But gonopodium! Man alive. Why do mammals get the camparatively flabby, humiliating penis?
Anyway, the author goes on to mention that far more fry (baby fish) will be produced than you can possibly ever raise, and to use the extras as "feeders." She then goes on to cheerfully recommend inbreeding. Take some of your second-round fry, she says, and "breed the males with their grandmothers" in order to achieve whichever of her characteristics you're going for.
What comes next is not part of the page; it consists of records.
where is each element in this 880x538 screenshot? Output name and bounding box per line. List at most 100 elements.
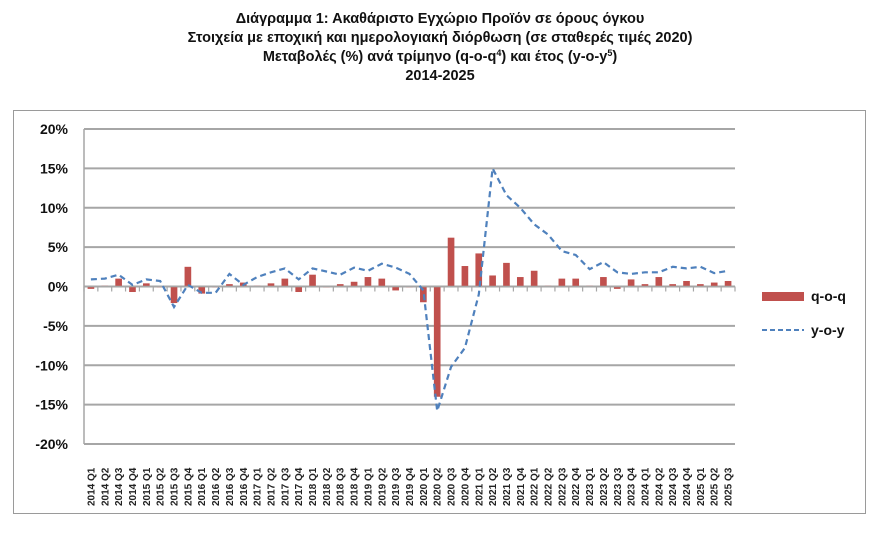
y-tick-label: -5% — [43, 318, 68, 334]
qoq-bar — [392, 286, 399, 291]
x-tick-label: 2022 Q1 — [530, 467, 541, 506]
x-axis-labels: 2014 Q1 2014 Q2 2014 Q3 2014 Q4 2015 Q1 2015 … — [86, 467, 734, 506]
x-tick-label: 2022 Q3 — [557, 467, 568, 506]
x-tick-label: 2019 Q4 — [405, 467, 416, 506]
y-axis-labels: -20% -15% -10% -5% 0% 5% 10% 15% 20% — [35, 121, 68, 452]
x-tick-label: 2014 Q2 — [100, 467, 111, 506]
y-tick-label: 15% — [40, 160, 69, 176]
qoq-bar — [336, 284, 344, 287]
qoq-bar — [613, 286, 621, 289]
qoq-bar — [475, 253, 483, 287]
x-tick-label: 2019 Q1 — [363, 467, 374, 506]
chart-period: 2014-2025 — [405, 68, 475, 84]
x-tick-label: 2018 Q4 — [350, 467, 361, 506]
x-tick-label: 2018 Q1 — [308, 467, 319, 506]
qoq-bar — [198, 286, 206, 294]
qoq-bar — [683, 280, 690, 287]
qoq-bar — [572, 278, 580, 287]
x-tick-label: 2014 Q3 — [114, 467, 125, 506]
qoq-bar — [558, 278, 566, 287]
x-tick-label: 2015 Q2 — [156, 467, 167, 506]
qoq-bar — [433, 286, 441, 397]
x-tick-label: 2023 Q4 — [627, 467, 638, 506]
x-tick-label: 2015 Q3 — [170, 467, 181, 506]
qoq-bar — [655, 277, 663, 287]
x-tick-label: 2024 Q1 — [640, 467, 651, 506]
legend-label-qoq: q-o-q — [811, 288, 846, 304]
x-tick-label: 2021 Q4 — [516, 467, 527, 506]
legend-label-yoy: y-o-y — [811, 322, 845, 338]
qoq-bar — [503, 262, 510, 287]
x-tick-label: 2015 Q4 — [183, 467, 194, 506]
qoq-bar — [516, 277, 524, 287]
qoq-bar — [170, 286, 178, 304]
yoy-line — [90, 164, 729, 412]
y-tick-label: -20% — [35, 436, 68, 452]
x-tick-label: 2019 Q3 — [391, 467, 402, 506]
qoq-bar — [627, 279, 635, 287]
x-tick-label: 2016 Q2 — [211, 467, 222, 506]
qoq-bar — [641, 284, 649, 287]
x-tick-label: 2014 Q1 — [86, 467, 97, 506]
qoq-bar — [489, 275, 496, 287]
qoq-bar — [350, 281, 358, 287]
x-tick-label: 2015 Q1 — [142, 467, 153, 506]
x-tick-label: 2020 Q4 — [460, 467, 471, 506]
y-tick-label: 10% — [40, 200, 69, 216]
qoq-bar — [295, 286, 303, 293]
y-tick-label: 20% — [40, 121, 69, 137]
x-tick-label: 2018 Q3 — [336, 467, 347, 506]
qoq-bar — [87, 286, 95, 289]
x-axis-ticks — [83, 285, 736, 292]
qoq-bar — [226, 284, 233, 287]
qoq-bars — [87, 237, 732, 397]
chart-subtitle: Στοιχεία με εποχική και ημερολογιακή διό… — [187, 30, 693, 46]
x-tick-label: 2021 Q2 — [488, 467, 499, 506]
x-tick-label: 2022 Q4 — [571, 467, 582, 506]
x-tick-label: 2022 Q2 — [544, 467, 555, 506]
qoq-bar — [447, 237, 455, 287]
x-tick-label: 2025 Q1 — [696, 467, 707, 506]
x-tick-label: 2024 Q4 — [682, 467, 693, 506]
qoq-bar — [309, 274, 316, 287]
qoq-bar — [697, 284, 704, 287]
qoq-bar — [600, 277, 607, 287]
x-tick-label: 2016 Q4 — [239, 467, 250, 506]
x-tick-label: 2023 Q3 — [613, 467, 624, 506]
x-tick-label: 2023 Q2 — [599, 467, 610, 506]
y-tick-label: -10% — [35, 357, 68, 373]
x-tick-label: 2024 Q2 — [654, 467, 665, 506]
qoq-bar — [710, 282, 718, 287]
x-tick-label: 2017 Q1 — [253, 467, 264, 506]
legend-bar-swatch — [762, 292, 804, 301]
qoq-bar — [129, 286, 136, 293]
x-tick-label: 2017 Q4 — [294, 467, 305, 506]
x-tick-label: 2020 Q3 — [447, 467, 458, 506]
y-tick-label: -15% — [35, 397, 68, 413]
x-tick-label: 2014 Q4 — [128, 467, 139, 506]
x-tick-label: 2019 Q2 — [377, 467, 388, 506]
x-tick-label: 2025 Q2 — [710, 467, 721, 506]
x-tick-label: 2023 Q1 — [585, 467, 596, 506]
x-tick-label: 2018 Q2 — [322, 467, 333, 506]
x-tick-label: 2021 Q3 — [502, 467, 513, 506]
qoq-bar — [364, 277, 372, 287]
qoq-bar — [184, 266, 192, 287]
x-tick-label: 2020 Q1 — [419, 467, 430, 506]
qoq-bar — [115, 278, 122, 287]
chart-subtitle-measure: Μεταβολές (%) ανά τρίμηνο (q-o-q4) και έ… — [262, 48, 618, 66]
qoq-bar — [461, 266, 469, 287]
x-tick-label: 2016 Q1 — [197, 467, 208, 506]
x-tick-label: 2025 Q3 — [724, 467, 735, 506]
x-tick-label: 2021 Q1 — [474, 467, 485, 506]
qoq-bar — [143, 283, 150, 287]
legend: q-o-q y-o-y — [762, 288, 846, 338]
x-tick-label: 2024 Q3 — [668, 467, 679, 506]
chart-title: Διάγραμμα 1: Ακαθάριστο Εγχώριο Προϊόν σ… — [235, 11, 645, 27]
x-tick-label: 2017 Q3 — [280, 467, 291, 506]
qoq-bar — [267, 283, 275, 287]
y-tick-label: 0% — [48, 279, 69, 295]
y-tick-label: 5% — [48, 239, 69, 255]
qoq-bar — [669, 284, 676, 287]
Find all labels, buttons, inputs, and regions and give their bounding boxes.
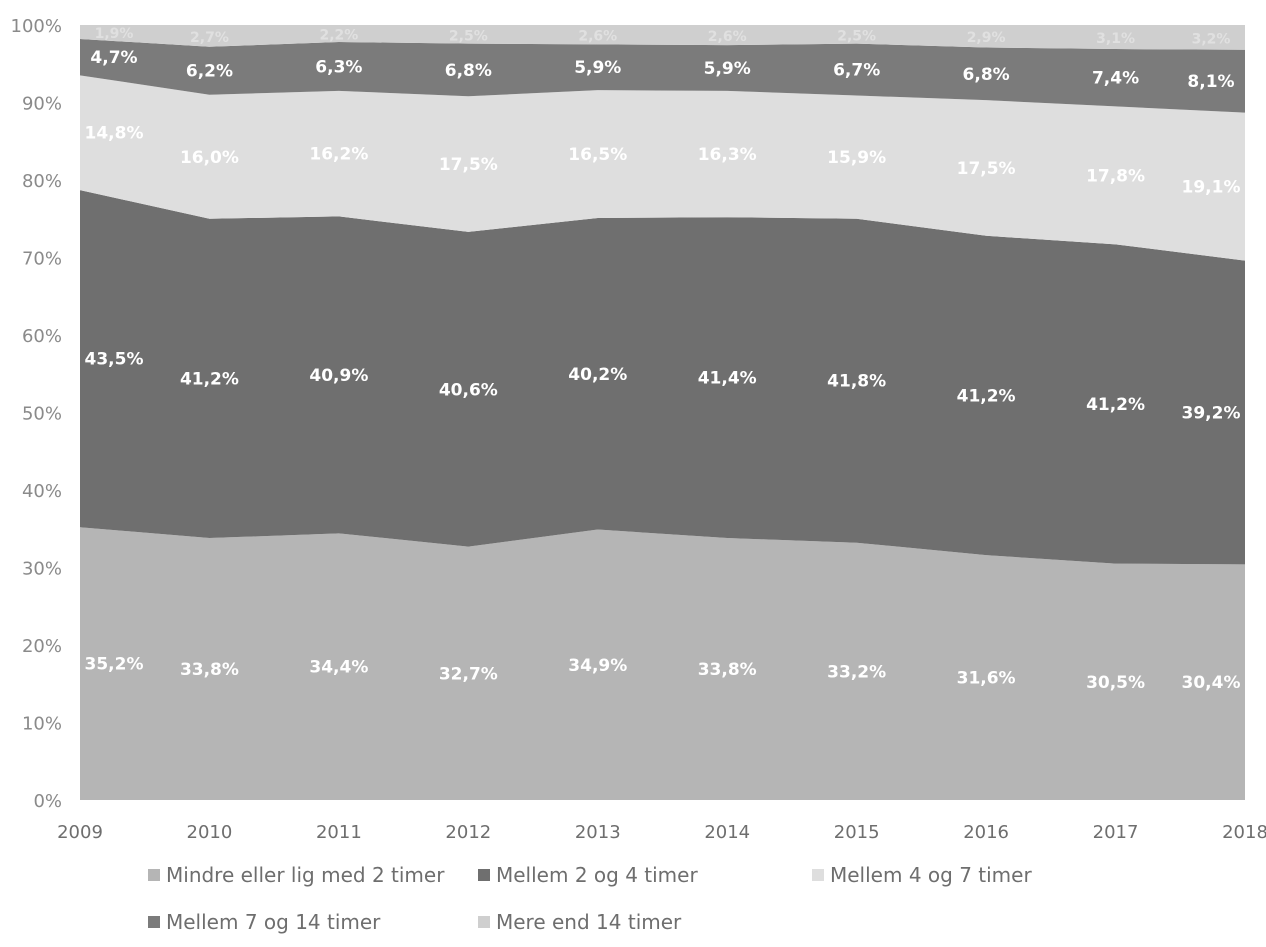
data-label: 6,2% (186, 62, 233, 82)
data-label: 3,2% (1192, 31, 1231, 47)
x-tick-label: 2013 (575, 822, 621, 843)
legend-swatch (812, 869, 824, 881)
area-series-1 (80, 527, 1245, 800)
x-tick-label: 2010 (187, 822, 233, 843)
data-label: 40,2% (568, 365, 627, 385)
legend-swatch (478, 916, 490, 928)
data-label: 15,9% (827, 148, 886, 168)
y-axis-tick-labels: 0% 10% 20% 30% 40% 50% 60% 70% 80% 90% 100% (11, 16, 62, 812)
x-tick-label: 2012 (445, 822, 491, 843)
y-tick-label: 60% (22, 326, 62, 347)
data-label: 2,2% (319, 28, 358, 44)
x-axis-tick-labels: 2009 2010 2011 2012 2013 2014 2015 2016 2017 2018 (57, 822, 1266, 843)
y-tick-label: 0% (33, 791, 62, 812)
data-label: 16,2% (309, 145, 368, 165)
data-label: 16,5% (568, 145, 627, 165)
y-tick-label: 100% (11, 16, 62, 37)
data-label: 33,2% (827, 662, 886, 682)
data-label: 2,7% (190, 30, 229, 46)
y-tick-label: 90% (22, 94, 62, 115)
x-tick-label: 2014 (704, 822, 750, 843)
y-tick-label: 20% (22, 636, 62, 657)
legend-item: Mellem 7 og 14 timer (148, 910, 380, 934)
x-tick-label: 2011 (316, 822, 362, 843)
data-label: 30,5% (1086, 673, 1145, 693)
area-series-2 (80, 190, 1245, 565)
x-tick-label: 2018 (1222, 822, 1266, 843)
legend-label: Mindre eller lig med 2 timer (166, 863, 445, 887)
data-label: 16,3% (698, 145, 757, 165)
data-label: 1,9% (95, 26, 134, 42)
x-tick-label: 2015 (834, 822, 880, 843)
data-labels: 35,2% 33,8% 34,4% 32,7% 34,9% 33,8% 33,2% 31,6%… (85, 26, 1241, 693)
legend-label: Mellem 4 og 7 timer (830, 863, 1032, 887)
data-label: 6,7% (833, 61, 880, 81)
data-label: 41,2% (957, 386, 1016, 406)
data-label: 40,9% (309, 366, 368, 386)
legend-label: Mellem 2 og 4 timer (496, 863, 698, 887)
data-label: 17,8% (1086, 166, 1145, 186)
data-label: 7,4% (1092, 69, 1139, 89)
data-label: 2,5% (837, 28, 876, 44)
y-tick-label: 40% (22, 481, 62, 502)
data-label: 16,0% (180, 148, 239, 168)
data-label: 34,4% (309, 658, 368, 678)
data-label: 19,1% (1182, 178, 1241, 198)
y-tick-label: 80% (22, 171, 62, 192)
legend-label: Mellem 7 og 14 timer (166, 910, 381, 934)
area-series-5 (80, 25, 1245, 50)
data-label: 33,8% (180, 660, 239, 680)
legend-item: Mindre eller lig med 2 timer (148, 863, 444, 887)
data-label: 33,8% (698, 660, 757, 680)
data-label: 39,2% (1182, 404, 1241, 424)
legend-label: Mere end 14 timer (496, 910, 682, 934)
y-tick-label: 70% (22, 249, 62, 270)
data-label: 43,5% (85, 350, 144, 370)
data-label: 17,5% (957, 159, 1016, 179)
data-label: 40,6% (439, 380, 498, 400)
data-label: 2,6% (708, 29, 747, 45)
data-label: 41,2% (180, 369, 239, 389)
area-series-3 (80, 75, 1245, 261)
data-label: 5,9% (704, 59, 751, 79)
data-label: 34,9% (568, 656, 627, 676)
area-series-4 (80, 38, 1245, 113)
data-label: 35,2% (85, 655, 144, 675)
x-tick-label: 2009 (57, 822, 103, 843)
data-label: 6,8% (963, 65, 1010, 85)
data-label: 41,2% (1086, 395, 1145, 415)
data-label: 5,9% (574, 58, 621, 78)
data-label: 6,8% (445, 61, 492, 81)
y-tick-label: 10% (22, 714, 62, 735)
y-tick-label: 50% (22, 404, 62, 425)
x-tick-label: 2016 (963, 822, 1009, 843)
data-label: 4,7% (90, 48, 137, 68)
data-label: 6,3% (315, 57, 362, 77)
data-label: 2,6% (578, 29, 617, 45)
data-label: 14,8% (85, 124, 144, 144)
data-label: 41,8% (827, 372, 886, 392)
legend-swatch (148, 869, 160, 881)
y-tick-label: 30% (22, 559, 62, 580)
data-label: 30,4% (1182, 673, 1241, 693)
legend-swatch (478, 869, 490, 881)
legend-item: Mellem 4 og 7 timer (812, 863, 1032, 887)
data-label: 41,4% (698, 369, 757, 389)
data-label: 2,5% (449, 28, 488, 44)
data-label: 32,7% (439, 664, 498, 684)
legend-item: Mere end 14 timer (478, 910, 681, 934)
data-label: 17,5% (439, 155, 498, 175)
legend-swatch (148, 916, 160, 928)
data-label: 2,9% (967, 30, 1006, 46)
x-tick-label: 2017 (1093, 822, 1139, 843)
data-label: 3,1% (1096, 31, 1135, 47)
data-label: 31,6% (957, 669, 1016, 689)
area-series-group (80, 25, 1245, 800)
data-label: 8,1% (1187, 72, 1234, 92)
legend-item: Mellem 2 og 4 timer (478, 863, 698, 887)
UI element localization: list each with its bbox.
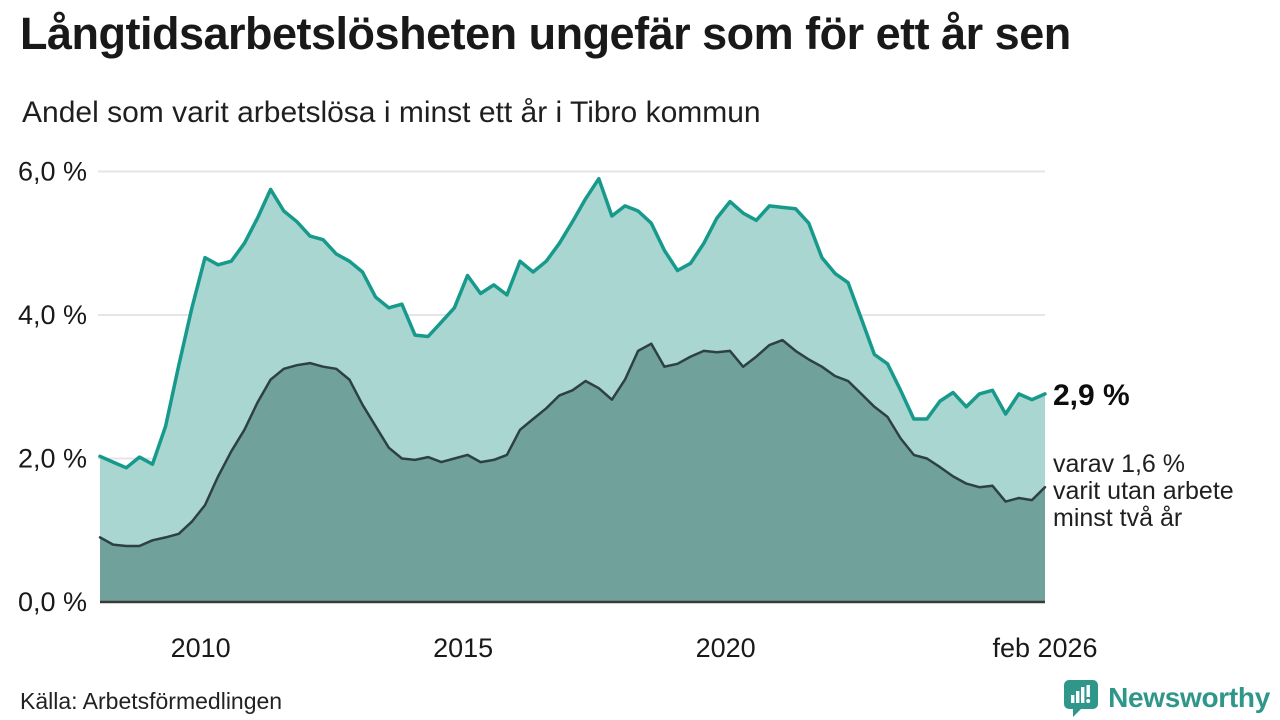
x-axis-label: 2015 bbox=[433, 633, 493, 663]
logo-exclamation bbox=[1086, 685, 1090, 697]
logo-bar-1 bbox=[1071, 695, 1075, 703]
y-axis-label: 0,0 % bbox=[18, 587, 87, 617]
sublabel-line-3: minst två år bbox=[1053, 504, 1183, 532]
series-line-min-2yr bbox=[98, 338, 1047, 548]
page-title: Långtidsarbetslösheten ungefär som för e… bbox=[20, 8, 1071, 59]
logo-bar-3 bbox=[1081, 687, 1085, 703]
chart-subtitle: Andel som varit arbetslösa i minst ett å… bbox=[22, 96, 761, 129]
x-axis-label: 2010 bbox=[171, 633, 231, 663]
sublabel-line-2: varit utan arbete bbox=[1053, 477, 1234, 505]
logo-exclamation-dot bbox=[1086, 699, 1091, 703]
logo-bar-2 bbox=[1076, 691, 1080, 703]
source-note: Källa: Arbetsförmedlingen bbox=[20, 688, 283, 714]
end-value-sublabel: varav 1,6 % varit utan arbete minst två … bbox=[1053, 451, 1234, 532]
series-area-min-2yr bbox=[100, 340, 1045, 602]
y-axis-label: 4,0 % bbox=[18, 300, 87, 330]
y-axis-label: 6,0 % bbox=[18, 157, 87, 187]
brand-name: Newsworthy bbox=[1108, 682, 1270, 713]
newsworthy-icon bbox=[1064, 680, 1099, 717]
y-axis-label: 2,0 % bbox=[18, 444, 87, 474]
x-axis-label: feb 2026 bbox=[992, 633, 1097, 663]
sublabel-line-1: varav 1,6 % bbox=[1053, 450, 1186, 478]
end-value-label: 2,9 % bbox=[1053, 379, 1130, 412]
x-axis-label: 2020 bbox=[696, 633, 756, 663]
brand-logo: Newsworthy bbox=[1062, 678, 1270, 718]
series-line-min-1yr bbox=[98, 176, 1047, 470]
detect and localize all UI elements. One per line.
In my comments to the author, I mentioned the fact that some people might be put off to discover that their breeding program will actually turn into Soylent Green for fish. And I thought that she should really think about addressing the reader's likely alarm/distaste at being told to breed a fish with his grandmother. Regarding the latter issue, I wrote:
I don't see how you can let this incredible subject matter slide by as if it's ho-hum, as if it won't shock and even dismay the beginner!To which she replied:
Why in the world would it shock a reader? It isn't like these fish are married and paying child support and know each other in family groups. Like these fish would not breed anyway if you tossed them in a tank?I wrote:
Some people will throw the book at the wall right here. You have got to address the discomfort such a scheme will DEFINITELY produce in most beginning readers. Besides the opportunity for humor ... this is the richest motherlode I've seen in 14 years of editing!She replied:
I don't think it is funny at all. You are making a big deal out of something fish do naturally, and that every hobbyist does. You think readers visualize fish calling for mates from the pet store? People are not that shut in. We are talking about cold-blooded fish, not humans.After much back and forth, I wrote an example of the two disclaimers I'd like her to put in, and she accepted them and said to just put those in. First, I tackled death:
Beginning a fish breeding program brings with it some humane responsibility. Fish that you produce through breeding should, as they do in the wild, find their place in the biological ecosystem. Some species produce dozens or even hundreds of young. It's doubtful that you will want to keep every fish that your breeding pairs create. You should make every attempt to raise these fish, sell them, trade them, or give them away to good owners. If you think you cannot do these things, it may mean using excess fry to feed larger fish. Although this situation is found in nature, if you don't like the sound of you yourself doing it, then breeding is not for you.And finally sex:
Inbreeding in mammals causes genetic defects, and many people find it a distasteful topic generally. However, in the fish world, it happens all the time. Sometimes survival depends on it. Fish inbreeding should not be thought of in the same light as for higher animals. However, it's possible that no amount of evidence or argument can get you over that hurdle. If that is the case, then inbreeding to produce new strains of fish is not for you.She accepted this, but she still thinks I'm nuts. Am I?